Thankfully my parents (and my sister) were comfortable with this arrangement. Make sure you get a sense of what would happen if you needed to step in.
Is there a potential that your parents may need advanced care like assisted living or a nursing home? Although no one likes to think about this, sometimes it is unavoidable. And though you may now say, “I would never put mother in a nursing home” you may change your approach as she gets older and needs more and more care.
Don’t turn your back, ignore this and fail to recognize it can be a possibility. The sooner you recognize it the sooner you can start planning for it. Look at their parents. Look at family history. Look at their health.

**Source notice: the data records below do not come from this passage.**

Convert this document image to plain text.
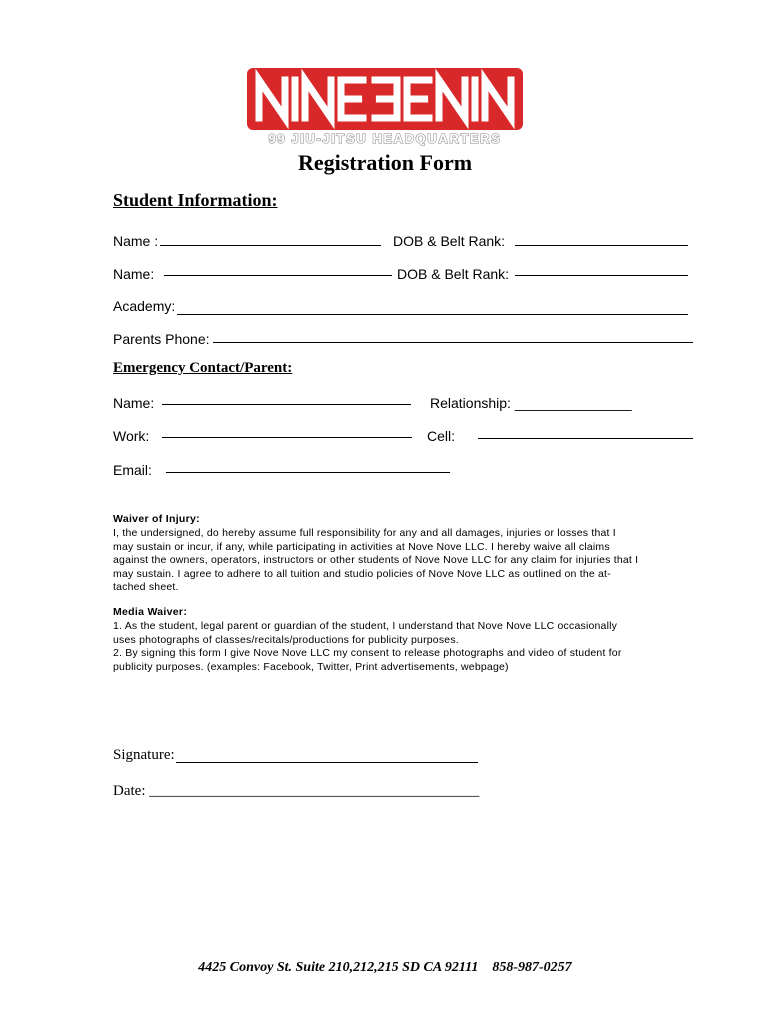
99 JIU-JITSU HEADQUARTERS
Registration Form
Student Information:
Name :	DOB & Belt Rank:
Name:	DOB & Belt Rank:
Academy:
Parents Phone:
Emergency Contact/Parent:
Name:	Relationship: _______________
Work:	Cell:
Email:
Waiver of Injury:
I, the undersigned, do hereby assume full responsibility for any and all damages, injuries or losses that I
may sustain or incur, if any, while participating in activities at Nove Nove LLC. I hereby waive all claims
against the owners, operators, instructors or other students of Nove Nove LLC for any claim for injuries that I
may sustain. I agree to adhere to all tuition and studio policies of Nove Nove LLC as outlined on the at-
tached sheet.
Media Waiver:
1. As the student, legal parent or guardian of the student, I understand that Nove Nove LLC occasionally
uses photographs of classes/recitals/productions for publicity purposes.
2. By signing this form I give Nove Nove LLC my consent to release photographs and video of student for
publicity purposes. (examples: Facebook, Twitter, Print advertisements, webpage)
Signature:
Date: ____________________________________________
4425 Convoy St. Suite 210,212,215 SD CA 92111 858-987-0257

If your parents could possibly need this type of care you need to understand the financial ramifications of it quickly. As the family file organizer you will know if they have the funds to support this. If not you may need to help get your parents Medicaid qualified. If that is the case you need to know the rules and start planning now. Seek out an elder attorney to help you navigate some of this highly technical and tricky law.
These points should give you a good start to begin a conversation with your parents. They may not want to discuss this so try several different approaches. If they won’t talk to you maybe they will feel more comfortable with one of your siblings. Or does one of your parents have a brother or sister than you can ask to help?
Tell your parents this is important to you as the family file organizer. You will be the one dealing with any issues. You will be the one making decisions for them. Tell then you only want to carry out their wishes and would they please help you do so.
After all, every parent uses a little guilt on the children; it can work in reverse can’t it?